Chiediamo di sostituire le posizioni espansionistiche e massimaliste con quelle post-nazionali.
Chiediamo un riconoscimento multilaterale e un risarcimento per i genocidi e i massacri del passato al fine di prevenire quelli futuri, in particolare: il Genocidio Armeno; il massacro di Shushi; i pogrom di Sumgait, Kirovabad, Baku; il massacro di Khojaly.
Esprimiamo la nostra solidarietà alle compagne e compagni dell'Azerbaigian, della Turchia e non solo, che hanno alzato la voce contro questa guerra.
Chiediamo la pace e la demilitarizzazione. L'abolizione del complesso militare-industriale coloniale e del commercio di armi, sostenuto dall'estrazione dei metalli pesanti e dalle industrie dei combustibili fossili. L’interruzione dell'estrazione di metalli pesanti e dell’uso di combustibili fossili in tutto il mondo.

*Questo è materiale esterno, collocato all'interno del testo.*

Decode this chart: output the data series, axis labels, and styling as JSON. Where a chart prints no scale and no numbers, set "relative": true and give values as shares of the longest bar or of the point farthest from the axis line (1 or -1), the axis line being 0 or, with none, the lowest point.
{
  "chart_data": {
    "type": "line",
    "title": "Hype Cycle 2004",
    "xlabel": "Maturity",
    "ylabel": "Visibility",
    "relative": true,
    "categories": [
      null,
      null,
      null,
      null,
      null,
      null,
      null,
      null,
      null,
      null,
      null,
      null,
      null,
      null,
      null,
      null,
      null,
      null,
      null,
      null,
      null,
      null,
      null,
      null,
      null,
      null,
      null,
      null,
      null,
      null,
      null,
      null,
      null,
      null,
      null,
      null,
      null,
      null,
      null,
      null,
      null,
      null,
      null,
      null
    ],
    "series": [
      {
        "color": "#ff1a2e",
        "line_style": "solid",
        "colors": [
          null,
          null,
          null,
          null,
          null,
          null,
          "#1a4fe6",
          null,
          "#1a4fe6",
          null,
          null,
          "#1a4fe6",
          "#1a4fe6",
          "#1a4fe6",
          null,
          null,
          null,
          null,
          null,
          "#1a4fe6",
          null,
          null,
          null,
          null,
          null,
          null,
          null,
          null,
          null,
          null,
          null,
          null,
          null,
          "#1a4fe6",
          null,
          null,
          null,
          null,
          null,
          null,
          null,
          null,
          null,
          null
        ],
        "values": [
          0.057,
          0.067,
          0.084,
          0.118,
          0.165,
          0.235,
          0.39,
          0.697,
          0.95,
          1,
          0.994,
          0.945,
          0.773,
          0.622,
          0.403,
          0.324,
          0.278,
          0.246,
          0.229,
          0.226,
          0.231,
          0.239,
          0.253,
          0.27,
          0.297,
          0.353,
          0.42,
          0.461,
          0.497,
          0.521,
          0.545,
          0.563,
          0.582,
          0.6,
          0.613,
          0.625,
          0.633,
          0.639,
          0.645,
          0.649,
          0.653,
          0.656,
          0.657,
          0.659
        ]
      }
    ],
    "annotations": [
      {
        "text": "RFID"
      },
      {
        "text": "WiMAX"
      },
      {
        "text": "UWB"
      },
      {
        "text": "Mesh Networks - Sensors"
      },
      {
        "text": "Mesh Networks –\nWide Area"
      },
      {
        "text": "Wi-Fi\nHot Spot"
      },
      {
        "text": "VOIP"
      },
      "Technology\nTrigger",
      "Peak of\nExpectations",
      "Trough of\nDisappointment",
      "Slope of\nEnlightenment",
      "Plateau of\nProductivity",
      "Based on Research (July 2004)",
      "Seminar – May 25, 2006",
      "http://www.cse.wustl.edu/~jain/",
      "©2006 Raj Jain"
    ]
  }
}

Chiediamo la solidarietà e la coesistenza pacifica oltre i confini e le identità e tra le classi oppresse.
Chiediamo l'adozione del rispetto per la vita - umana e non umana - come principio politico dominante.
Chiediamo una lotta internazionale per la soppressione del fascismo, degli appetiti dittatoriali del sistema capitalista e dei suoi agenti nella nostra regione e oltre. Denunciamo il nazionalismo autoritario e la sua propaganda in tutte le sue forme.
Sogniamo una convivenza post-nazionalista, pluralista e sostenibile per la popolazione del Caucaso nel quadro di un'ecologia politica orientata alla vita, attraverso la creazione di comunità internazionaliste autogovernate e autonome nella regione.
Questa dichiarazione è stata scritta da alcuni militanti di "Left Resistance", membro dell’Internazionale Progressista, e da altri attivisti.